I genitori e le vittime di trauma cranico, conclusa la riabilitazione in ospedale, hanno bisogno di supporto. Non sanno dove andare. Così è nato il Brain, come associazione di familiari per dare risposta ai bisogni delle famiglie. Adesso sono più di 200 i nostri soci. Lavorando a contatto con le vittime e le famiglie possiamo monitorare i loro bisogni. Nel 2014 abbiamo inaugurato la parte residenziale perché dopo la riabilitazione ospedaliera rimane una grande carenza di strutture adeguate sul territorio.
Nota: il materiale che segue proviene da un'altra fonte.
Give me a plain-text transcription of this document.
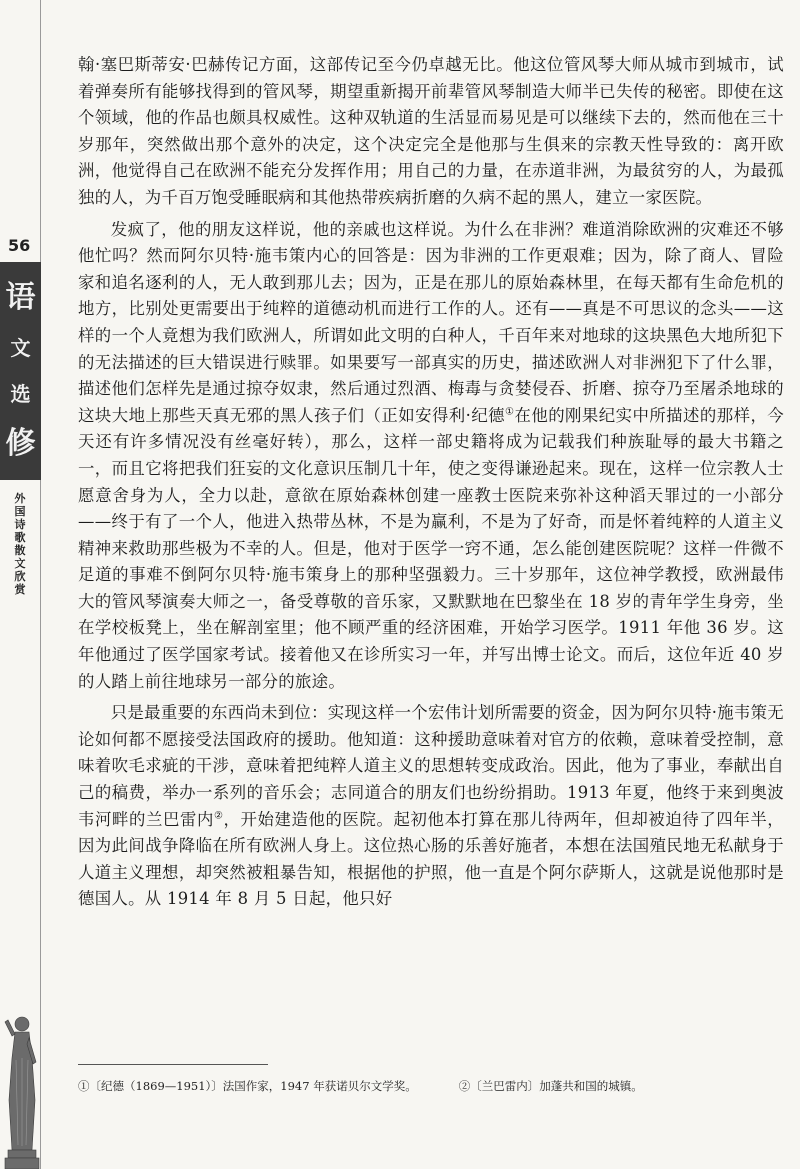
56
语
文
选
修
外国诗歌散文欣赏

翰·塞巴斯蒂安·巴赫传记方面，这部传记至今仍卓越无比。他这位管风琴大师从城市到城市，试着弹奏所有能够找得到的管风琴，期望重新揭开前辈管风琴制造大师半已失传的秘密。即使在这个领域，他的作品也颇具权威性。这种双轨道的生活显而易见是可以继续下去的，然而他在三十岁那年，突然做出那个意外的决定，这个决定完全是他那与生俱来的宗教天性导致的：离开欧洲，他觉得自己在欧洲不能充分发挥作用；用自己的力量，在赤道非洲，为最贫穷的人，为最孤独的人，为千百万饱受睡眠病和其他热带疾病折磨的久病不起的黑人，建立一家医院。

发疯了，他的朋友这样说，他的亲戚也这样说。为什么在非洲？难道消除欧洲的灾难还不够他忙吗？然而阿尔贝特·施韦策内心的回答是：因为非洲的工作更艰难；因为，除了商人、冒险家和追名逐利的人，无人敢到那儿去；因为，正是在那儿的原始森林里，在每天都有生命危机的地方，比别处更需要出于纯粹的道德动机而进行工作的人。还有——真是不可思议的念头——这样的一个人竟想为我们欧洲人，所谓如此文明的白种人，千百年来对地球的这块黑色大地所犯下的无法描述的巨大错误进行赎罪。如果要写一部真实的历史，描述欧洲人对非洲犯下了什么罪，描述他们怎样先是通过掠夺奴隶，然后通过烈酒、梅毒与贪婪侵吞、折磨、掠夺乃至屠杀地球的这块大地上那些天真无邪的黑人孩子们（正如安得利·纪德①在他的刚果纪实中所描述的那样，今天还有许多情况没有丝毫好转），那么，这样一部史籍将成为记载我们种族耻辱的最大书籍之一，而且它将把我们狂妄的文化意识压制几十年，使之变得谦逊起来。现在，这样一位宗教人士愿意舍身为人，全力以赴，意欲在原始森林创建一座教士医院来弥补这种滔天罪过的一小部分——终于有了一个人，他进入热带丛林，不是为赢利，不是为了好奇，而是怀着纯粹的人道主义精神来救助那些极为不幸的人。但是，他对于医学一窍不通，怎么能创建医院呢？这样一件微不足道的事难不倒阿尔贝特·施韦策身上的那种坚强毅力。三十岁那年，这位神学教授，欧洲最伟大的管风琴演奏大师之一，备受尊敬的音乐家，又默默地在巴黎坐在 18 岁的青年学生身旁，坐在学校板凳上，坐在解剖室里；他不顾严重的经济困难，开始学习医学。1911 年他 36 岁。这年他通过了医学国家考试。接着他又在诊所实习一年，并写出博士论文。而后，这位年近 40 岁的人踏上前往地球另一部分的旅途。

只是最重要的东西尚未到位：实现这样一个宏伟计划所需要的资金，因为阿尔贝特·施韦策无论如何都不愿接受法国政府的援助。他知道：这种援助意味着对官方的依赖，意味着受控制，意味着吹毛求疵的干涉，意味着把纯粹人道主义的思想转变成政治。因此，他为了事业，奉献出自己的稿费，举办一系列的音乐会；志同道合的朋友们也纷纷捐助。1913 年夏，他终于来到奥波韦河畔的兰巴雷内②，开始建造他的医院。起初他本打算在那儿待两年，但却被迫待了四年半，因为此间战争降临在所有欧洲人身上。这位热心肠的乐善好施者，本想在法国殖民地无私献身于人道主义理想，却突然被粗暴告知，根据他的护照，他一直是个阿尔萨斯人，这就是说他那时是德国人。从 1914 年 8 月 5 日起，他只好

①〔纪德（1869—1951）〕法国作家，1947 年获诺贝尔文学奖。	②〔兰巴雷内〕加蓬共和国的城镇。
Alla casa famiglia La Rocca aiutiamo i nostri ospiti a raggiungere il maggior grado di autonomia possibile.

Cos’è il Brain onlus e come opera sul territorio?
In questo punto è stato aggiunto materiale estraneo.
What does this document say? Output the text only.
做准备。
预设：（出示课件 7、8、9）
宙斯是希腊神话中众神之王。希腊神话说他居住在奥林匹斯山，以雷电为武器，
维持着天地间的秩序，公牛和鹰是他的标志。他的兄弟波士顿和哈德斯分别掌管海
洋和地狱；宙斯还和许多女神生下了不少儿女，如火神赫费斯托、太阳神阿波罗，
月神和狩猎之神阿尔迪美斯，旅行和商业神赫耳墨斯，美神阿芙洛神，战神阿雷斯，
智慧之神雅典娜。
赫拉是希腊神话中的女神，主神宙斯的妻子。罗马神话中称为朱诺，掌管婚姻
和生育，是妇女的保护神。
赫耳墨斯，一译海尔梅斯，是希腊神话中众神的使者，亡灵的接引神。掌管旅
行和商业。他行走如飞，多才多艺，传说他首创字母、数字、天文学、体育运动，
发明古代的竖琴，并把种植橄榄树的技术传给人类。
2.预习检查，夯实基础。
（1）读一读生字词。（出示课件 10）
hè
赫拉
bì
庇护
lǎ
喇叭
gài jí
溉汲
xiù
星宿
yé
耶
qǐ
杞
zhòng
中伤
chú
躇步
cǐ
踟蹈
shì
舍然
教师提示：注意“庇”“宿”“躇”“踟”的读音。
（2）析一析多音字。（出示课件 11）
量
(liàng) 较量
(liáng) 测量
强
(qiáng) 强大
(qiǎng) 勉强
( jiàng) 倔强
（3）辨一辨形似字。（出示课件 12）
In questi anni ho seguito più di 2.000 pazienti vittime di gravi cerebrolesioni acquisite – trauma cranico encefalico, emorragia cerebrale e anossia cerebrale – e le storie di tutti fanno la storia del Brain. Noi di Brain lavoriamo in stretta collaborazione con strutture e professionisti del settore pubblico e privato per costruire i migliori progetti di riabilitazione dal trauma cranico specifico per ciascun paziente. C’è una grossa interconnessione tra l’unità gravi cerebrolesioni e il Brain. Presso l’ULSS 6 di Vicenza partecipiamo alla coordinazione della rete dei servizi per le gravi cerebrolesioni. Abbiamo istituito una borsa di studio per una neuropsicologa che affianca le vittime e le famiglie nella gestione delle pratice e delle attività: reinserimento scolastico, lavorativo, sociale e familiare.  I nostri utenti vengono seguiti dalla nostra equipe multidisciplinare sia per disturbi cognitivo comportamentale  sia per disturbi motori.
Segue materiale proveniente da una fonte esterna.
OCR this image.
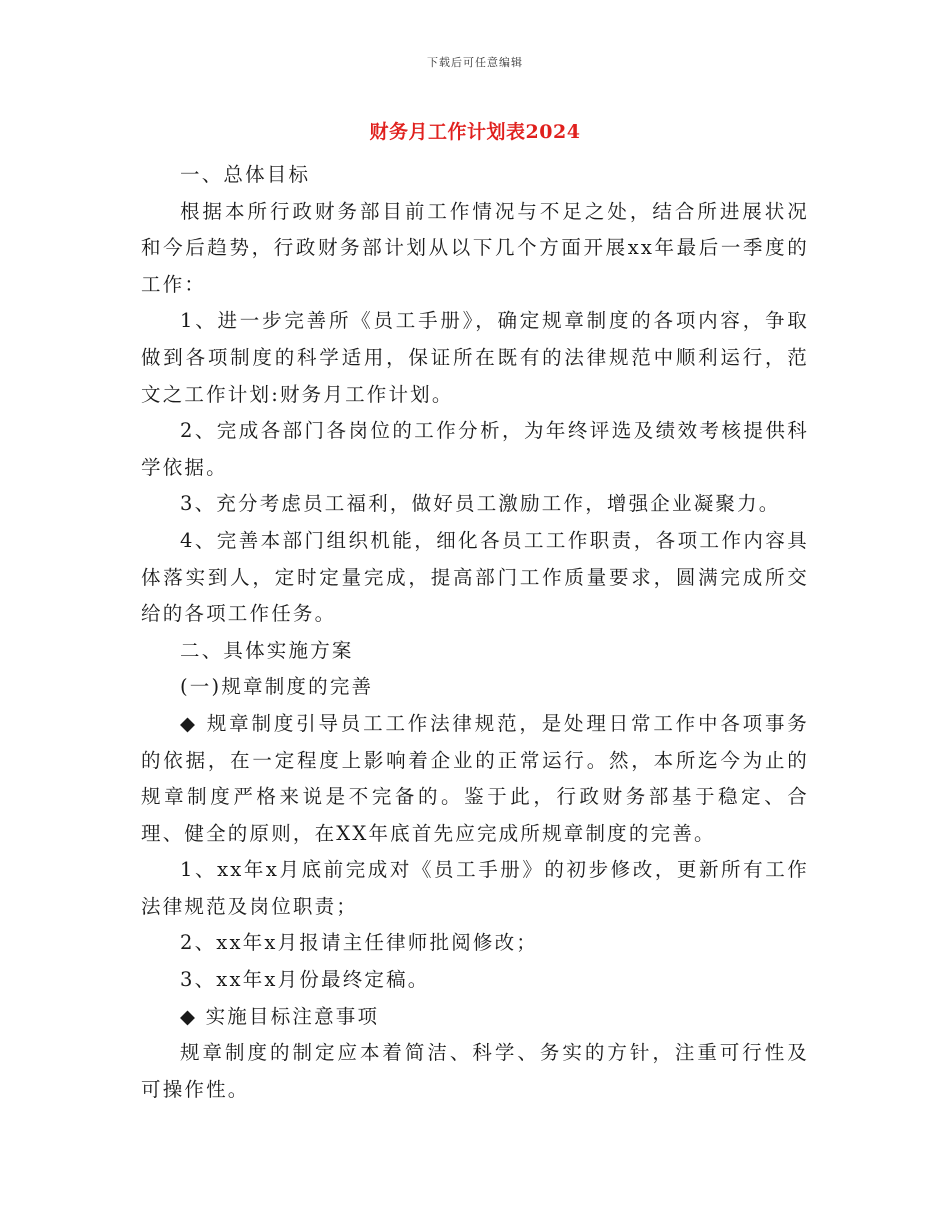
下载后可任意编辑
财务月工作计划表2024

一、总体目标

根据本所行政财务部目前工作情况与不足之处，结合所进展状况和今后趋势，行政财务部计划从以下几个方面开展xx年最后一季度的工作：

1、进一步完善所《员工手册》，确定规章制度的各项内容，争取做到各项制度的科学适用，保证所在既有的法律规范中顺利运行，范文之工作计划:财务月工作计划。

2、完成各部门各岗位的工作分析，为年终评选及绩效考核提供科学依据。

3、充分考虑员工福利，做好员工激励工作，增强企业凝聚力。

4、完善本部门组织机能，细化各员工工作职责，各项工作内容具体落实到人，定时定量完成，提高部门工作质量要求，圆满完成所交给的各项工作任务。

二、具体实施方案

(一)规章制度的完善

◆ 规章制度引导员工工作法律规范，是处理日常工作中各项事务的依据，在一定程度上影响着企业的正常运行。然，本所迄今为止的规章制度严格来说是不完备的。鉴于此，行政财务部基于稳定、合理、健全的原则，在XX年底首先应完成所规章制度的完善。

1、xx年x月底前完成对《员工手册》的初步修改，更新所有工作法律规范及岗位职责；

2、xx年x月报请主任律师批阅修改；

3、xx年x月份最终定稿。

◆ 实施目标注意事项

规章制度的制定应本着简洁、科学、务实的方针，注重可行性及可操作性。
In mancanza di servizi istituzionali dedicati arriviamo dove l’ULSS non è in grado di operare. In continuità con i percorsi riabilitativi dell’ospedale mettiamo a disposizione personale specializzato sulle problematiche delle gravi cerebrolesioni acquisite – neuropsicologi, psicologi, logopedisti, fisioterapisti, educatori, assistenti socio sanitari – per garantire i migliori programmi di riabilitazione postospedalieri.

Quali sono i futuri progetti del Brain?

Per assicurare i migliori servizi per i nostri ospiti, alla residenzialità vogliamo aggiungere una sala polifunzionale da dedicare alle attività formative, alla palestra e al tempo libero, indispensabili per la riabilitazione. Attualmente queste attività vengono dislocate in varie parti. Il nostro sogno è di unire tutto a La Rocca.